Determining impedance for the special applications such as pulsating DC signals is more complex than the scope of my knowledge, but in general, the same ideas still apply. Modern day devices run from anywhere to several Megahertz to several Gigahertz on these types of signals. There still needs to be the consideration of impedance because these levels of frequency cause major design problems for a mixture of different components. Design gets as specific as selecting the right cable, making sure PCB traces aren’t too close together, the right value of capacitors, inductors, and resistors along with their operating frequency must be considered, the ground plane has to have a special design, shielding must be applied with specific materials to reduce EMI emission, and many more requirements beyond these.

Impedance is not the equivalent of resistance, since:

1. They are two different terms and have different meanings.

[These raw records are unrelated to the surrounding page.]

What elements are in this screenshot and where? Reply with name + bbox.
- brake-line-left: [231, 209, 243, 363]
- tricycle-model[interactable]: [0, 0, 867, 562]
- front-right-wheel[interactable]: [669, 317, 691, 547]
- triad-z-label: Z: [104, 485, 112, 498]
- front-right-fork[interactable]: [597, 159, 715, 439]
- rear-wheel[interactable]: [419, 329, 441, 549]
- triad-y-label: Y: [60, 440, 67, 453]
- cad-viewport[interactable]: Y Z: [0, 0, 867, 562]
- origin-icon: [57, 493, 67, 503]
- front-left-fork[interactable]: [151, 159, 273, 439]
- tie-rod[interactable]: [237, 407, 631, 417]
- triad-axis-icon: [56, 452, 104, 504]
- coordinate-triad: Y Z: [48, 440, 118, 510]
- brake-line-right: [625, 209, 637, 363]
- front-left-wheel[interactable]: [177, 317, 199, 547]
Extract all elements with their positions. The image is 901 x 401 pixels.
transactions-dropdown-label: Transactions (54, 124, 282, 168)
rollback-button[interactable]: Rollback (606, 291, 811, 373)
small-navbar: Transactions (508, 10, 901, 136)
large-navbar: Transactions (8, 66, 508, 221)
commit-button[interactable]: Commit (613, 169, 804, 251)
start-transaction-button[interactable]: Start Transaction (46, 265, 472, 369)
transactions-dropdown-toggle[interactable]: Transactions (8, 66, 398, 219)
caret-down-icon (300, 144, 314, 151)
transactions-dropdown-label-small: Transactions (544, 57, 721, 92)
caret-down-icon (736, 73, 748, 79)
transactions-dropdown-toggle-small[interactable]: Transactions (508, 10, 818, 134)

Resistance is a constant value regardless of frequency, and impedance changes with regard to frequency
2. Resistance (resistors) disspiate energy in the irreversable form of heat, where reactors (inductors, capacitors) do not dissipate energy, they store and return it.
3. REsistance is a portion of complex impedance, but not vice versa, resistance is a material property (resistivity)

It is already hard enough solving equations with these Calculus expressions in a DC circuit."

There is no such thing as calculus expression for DC as DC does not vary in time. Dx C = 0 which is meaningless.

At lower frequencies (typically lower than 1 to 3 Megahertz is considered low frequency), the impedance of a resistor (Zr) is simply equal to to the resistance value. "

Not true. With modern SMT components, resistors are essentially 'pure components" into many 10s or 100s of MHz.

“This method turns the complex equations for inductors and capacitors into imaginary (complex) numbers which allows circuits to be solved using the same techniques for basic DC analysis (Ohm’s Law and other methods in DC analysis).”

Not true. Complex numbers do not apply to DC.

@daveca You are correct about impedance not equaling resistance, I will make corrections to that statement. It can be easier to imagine the term if you think of a component that reduces the overall signal as a resistor would.

However, there are very applicable calculus expressions for DC over capacitors and inductors, specifically. I will put those equations in the post for Voltage and Current for the Capacitors and Inductors. DC applications do change over time if there is a function generation by manipulating a pure DC signal into an oscillating signal. This can include square waves, sawtooth waves, and triangular waves.

Also, every single component (even modern MLCC parts) have their frequency limitations. Most components have a lower natural frequency in general, but you are also correct in saying modern devices have higher ratings, I will be more specific.

For the last point, the same concept applies when designers have to consider the possibility of different pulsated DC waves. There is more work done because the waves are not as simple as sinusoidal waves. Impedance measurements in traces, cabling, active components, and passive components very much affect the whole design of a board that contains signals of 1MHz to several GHz of a square wave signal.

Thank you for pointing out things I can change though, I will be more specific to make this clear.